Digital Health Acquisition Corporation (DHAC) to Combine with VSee Labs and iDoc Telehealth in $110M Deal

Digital Health Acquisition Corporation (DHAC) to Combine with VSee Labs and iDoc Telehealth in $110M Deal

Digital Health (NASDAQ:DHAC) has entered into a definitive agreement to combine with telehealth software firm VSee and digital healthcare provider iDoc to create an entity valued at approximately $110 million.

California-based VSee provides a no code and low code SaaS platform to help physicians set up telehealth applications and Houston-based iDoc has a set of neurological telehealth tools to treat patients suffering from strokes or other brain injuries.

The combined company is expected to trade on the Nasdaq under the symbol “VSEE” once the deal is completed by the end of the third quarter.

Transaction Overview

Digital Health brings $115 million into the deal from its current trust and has not yet supplemented this with a PIPE. The parties have not yet filed their merger documents or an investor presentation, but Digital Health’s profile page will be updated once additional terms are made available.


Quick Takes: This deal appears to be another platform company play with the transaction putting the target in a position to go on a run of bolt-ons with stock liquidity and cash from what remains of the SPAC’s trust post-close.

The parties’ press release notes that iDoc will be the “first module for the VSee software platform, with the goal of adding additional modules in the future.” Any additional modules would go towards serving VSee’s existing book of about 2,000 clients.

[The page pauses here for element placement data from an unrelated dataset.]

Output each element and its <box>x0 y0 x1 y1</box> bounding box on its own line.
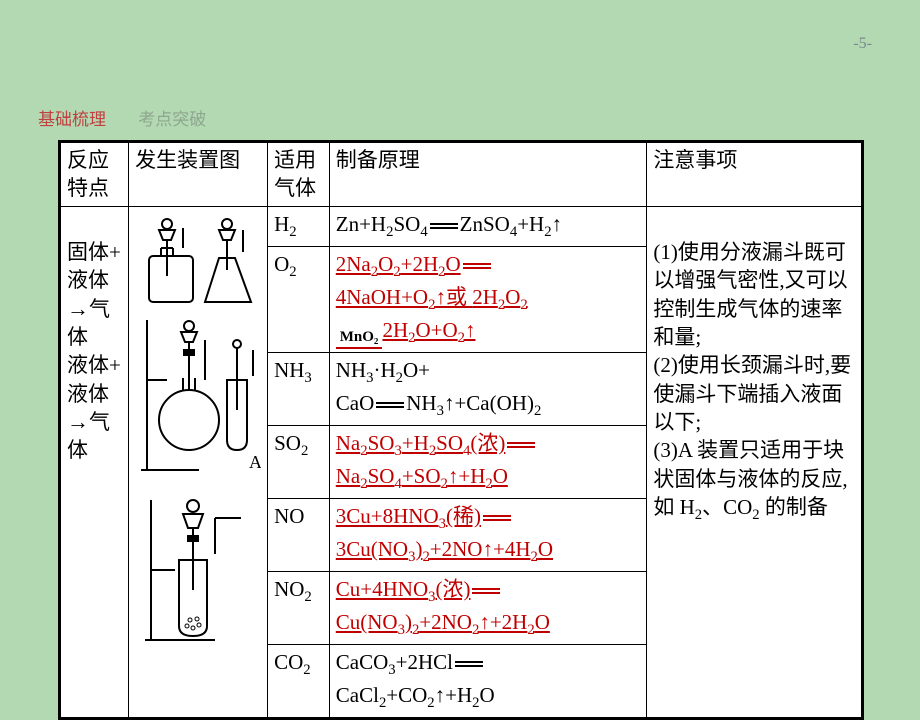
cell-gas-no2: NO2 <box>268 572 330 645</box>
cell-gas-so2: SO2 <box>268 425 330 498</box>
cell-principle-h2: Zn+H2SO4ZnSO4+H2↑ <box>329 206 647 246</box>
catalyst-mno2: MnO₂ <box>336 327 383 349</box>
tab-bar: 基础梳理 考点突破 <box>38 105 206 130</box>
header-reaction-type: 反应特点 <box>60 142 129 207</box>
gas-prep-table: 反应特点 发生装置图 适用气体 制备原理 注意事项 固体+ 液体 →气 体 液体… <box>58 140 864 720</box>
cell-principle-no2: Cu+4HNO3(浓) Cu(NO3)2+2NO2↑+2H2O <box>329 572 647 645</box>
cell-gas-o2: O2 <box>268 246 330 352</box>
cell-device-diagram: A <box>129 206 268 718</box>
page-number: -5- <box>853 35 872 53</box>
cell-gas-nh3: NH3 <box>268 352 330 425</box>
cell-notes: (1)使用分液漏斗既可以增强气密性,又可以控制生成气体的速率和量; (2)使用长… <box>647 206 863 718</box>
cell-reaction-type: 固体+ 液体 →气 体 液体+ 液体 →气 体 <box>60 206 129 718</box>
cell-principle-co2: CaCO3+2HCl CaCl2+CO2↑+H2O <box>329 645 647 719</box>
row-h2: 固体+ 液体 →气 体 液体+ 液体 →气 体 <box>60 206 863 246</box>
table-header-row: 反应特点 发生装置图 适用气体 制备原理 注意事项 <box>60 142 863 207</box>
tab-basic[interactable]: 基础梳理 <box>38 110 106 129</box>
cell-principle-nh3: NH3·H2O+ CaONH3↑+Ca(OH)2 <box>329 352 647 425</box>
cell-gas-co2: CO2 <box>268 645 330 719</box>
svg-text:A: A <box>249 452 261 472</box>
header-notes: 注意事项 <box>647 142 863 207</box>
cell-principle-o2: 2Na2O2+2H2O 4NaOH+O2↑或 2H2O2 MnO₂2H2O+O2… <box>329 246 647 352</box>
apparatus-diagram: A <box>135 210 261 650</box>
header-gas: 适用气体 <box>268 142 330 207</box>
cell-principle-no: 3Cu+8HNO3(稀) 3Cu(NO3)2+2NO↑+4H2O <box>329 498 647 571</box>
header-device: 发生装置图 <box>129 142 268 207</box>
cell-gas-h2: H2 <box>268 206 330 246</box>
cell-gas-no: NO <box>268 498 330 571</box>
header-principle: 制备原理 <box>329 142 647 207</box>
tab-points[interactable]: 考点突破 <box>138 110 206 129</box>
cell-principle-so2: Na2SO3+H2SO4(浓) Na2SO4+SO2↑+H2O <box>329 425 647 498</box>
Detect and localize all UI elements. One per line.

These include GE Healthcare (NYSE:GE), the Mount Sinai health system and NASA, for whom it is an exclusive telehealth supplier. VSee’s products appear to be largely white-labeled for these clients and it also provides remote medicine hardware for humanitarian situations and other instances where clients need medical access on the go. It recently added Ukraine to its client list, setting up a remote health solution for its hard-to-reach conflict areas.

And, while VSee has handled such functions as permanent telehealth staffing for clients, its role appears to have been largely confined to that of a software intermediary between physician and patient. But it has wide-ranging integrations already with FitBits and Apple (NASDAQ:AAPL) wearables as well as point-of-care scanners and lab instruments able to connect directly to the software for remote readings.

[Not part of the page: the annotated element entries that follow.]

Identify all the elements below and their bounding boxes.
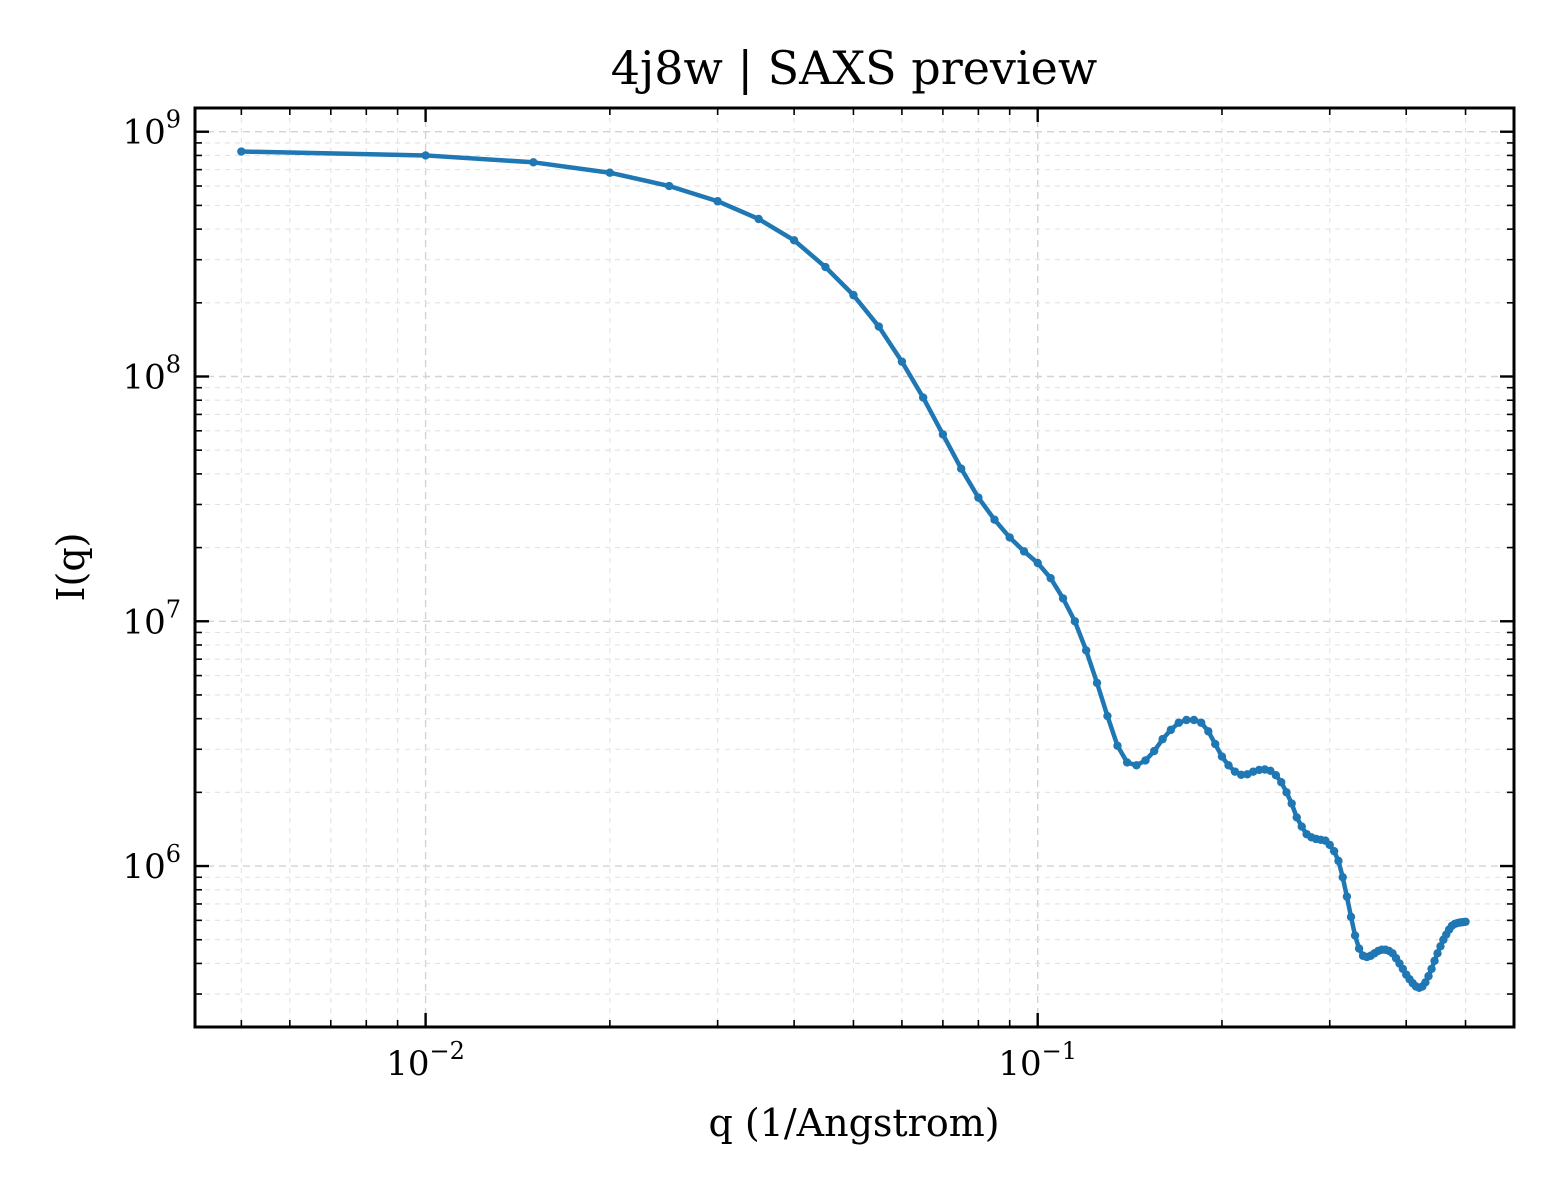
data-point bbox=[1132, 761, 1141, 770]
y-axis-label: I(q) bbox=[49, 533, 93, 602]
data-point bbox=[605, 168, 615, 177]
data-point bbox=[529, 158, 538, 167]
data-point bbox=[754, 214, 763, 224]
data-point bbox=[1182, 715, 1191, 725]
data-point bbox=[1204, 727, 1213, 736]
data-point bbox=[1211, 739, 1220, 749]
data-point bbox=[1282, 788, 1291, 797]
x-tick-label: 10−1 bbox=[998, 1037, 1077, 1084]
y-tick-label: 106 bbox=[122, 840, 181, 887]
data-point bbox=[1113, 741, 1122, 750]
grid bbox=[195, 108, 1514, 1027]
data-point bbox=[1236, 770, 1246, 779]
data-point bbox=[1217, 752, 1227, 761]
data-point bbox=[938, 430, 948, 439]
data-point bbox=[1122, 758, 1132, 767]
data-point bbox=[789, 236, 799, 245]
data-point bbox=[1005, 533, 1014, 542]
data-point bbox=[1287, 799, 1296, 808]
data-point bbox=[897, 357, 907, 366]
series-layer bbox=[237, 147, 1470, 993]
y-tick-label: 107 bbox=[122, 595, 181, 642]
data-point bbox=[1174, 718, 1183, 727]
data-point bbox=[1033, 558, 1042, 568]
data-point bbox=[1424, 971, 1433, 981]
data-point bbox=[237, 147, 246, 156]
data-point bbox=[974, 493, 983, 502]
tick-labels: 10−2 10−1 106 107 108 109 bbox=[122, 106, 1077, 1084]
data-point bbox=[918, 393, 928, 402]
data-point bbox=[1433, 949, 1442, 958]
data-point bbox=[821, 262, 830, 272]
data-point bbox=[713, 197, 722, 206]
plot-frame bbox=[193, 106, 1516, 1029]
data-point bbox=[1166, 725, 1176, 735]
data-point bbox=[1081, 646, 1091, 655]
data-point bbox=[1325, 840, 1334, 850]
data-point bbox=[1189, 715, 1199, 725]
data-point bbox=[664, 181, 674, 191]
data-point bbox=[990, 515, 999, 524]
data-point bbox=[1342, 892, 1352, 901]
chart-title: 4j8w | SAXS preview bbox=[611, 41, 1097, 95]
data-point bbox=[1297, 822, 1306, 831]
data-point bbox=[1070, 617, 1080, 626]
data-point bbox=[1046, 573, 1055, 583]
data-point bbox=[1329, 846, 1339, 856]
data-point bbox=[1461, 917, 1470, 926]
data-point bbox=[1346, 912, 1356, 922]
data-point bbox=[1149, 746, 1159, 756]
data-point bbox=[1092, 678, 1102, 688]
data-point bbox=[1334, 856, 1343, 866]
data-point bbox=[1277, 778, 1286, 787]
y-tick-label: 108 bbox=[122, 350, 181, 397]
data-point bbox=[1338, 873, 1347, 882]
x-axis-label: q (1/Angstrom) bbox=[708, 1101, 999, 1145]
data-point bbox=[957, 464, 966, 473]
data-point bbox=[1271, 771, 1281, 780]
y-tick-label: 109 bbox=[122, 106, 181, 153]
data-point bbox=[1430, 956, 1439, 966]
data-point bbox=[1058, 594, 1068, 603]
data-point bbox=[1427, 964, 1436, 974]
data-point bbox=[874, 322, 883, 331]
x-tick-label: 10−2 bbox=[386, 1037, 465, 1084]
data-point bbox=[1436, 942, 1445, 951]
data-point bbox=[1230, 767, 1240, 776]
data-point bbox=[1197, 718, 1206, 727]
data-point bbox=[1292, 813, 1301, 822]
data-point bbox=[849, 290, 858, 300]
data-point bbox=[1354, 944, 1364, 953]
data-point bbox=[1224, 761, 1233, 770]
data-point bbox=[1141, 756, 1150, 765]
data-point bbox=[1350, 931, 1360, 940]
data-point bbox=[421, 151, 430, 160]
data-point bbox=[1019, 547, 1029, 556]
data-point bbox=[1103, 711, 1112, 721]
data-point bbox=[1158, 734, 1167, 744]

VSee also handles payments and provides analytics to clients, but this also appears to be at least partially via the integrated technology of partners like Stripe. The addition of iDoc’s technology appears to be the start of a strategy shift towards having more proprietary healthcare products to sell in addition to access to the platform itself.

The release also describes both companies as profitable, which is an important detail for the current climate, particularly because the public markets have held telehealth companies in a high degree of scrutiny as the pandemic has waned.

Teladoc (NYSE:TDOC) is down about -80% over the past 12 months, despite beating its earnings projections in each of the past three quarters. GoodRx (NASDAQ:GDRX), meanwhile, is down -84% with some concern across the sector about the level of differentiation each telehealth player has from another.

VSee has the potential to dodge a portion of that risk as a largely white-labeled product serving a variety of patient-facing companies that compete with each other. It also likely has fairly stable contract structures if those clients see the telehealth offering as being core to their operations.

But, VSee nonetheless may be swimming upstream in the current market.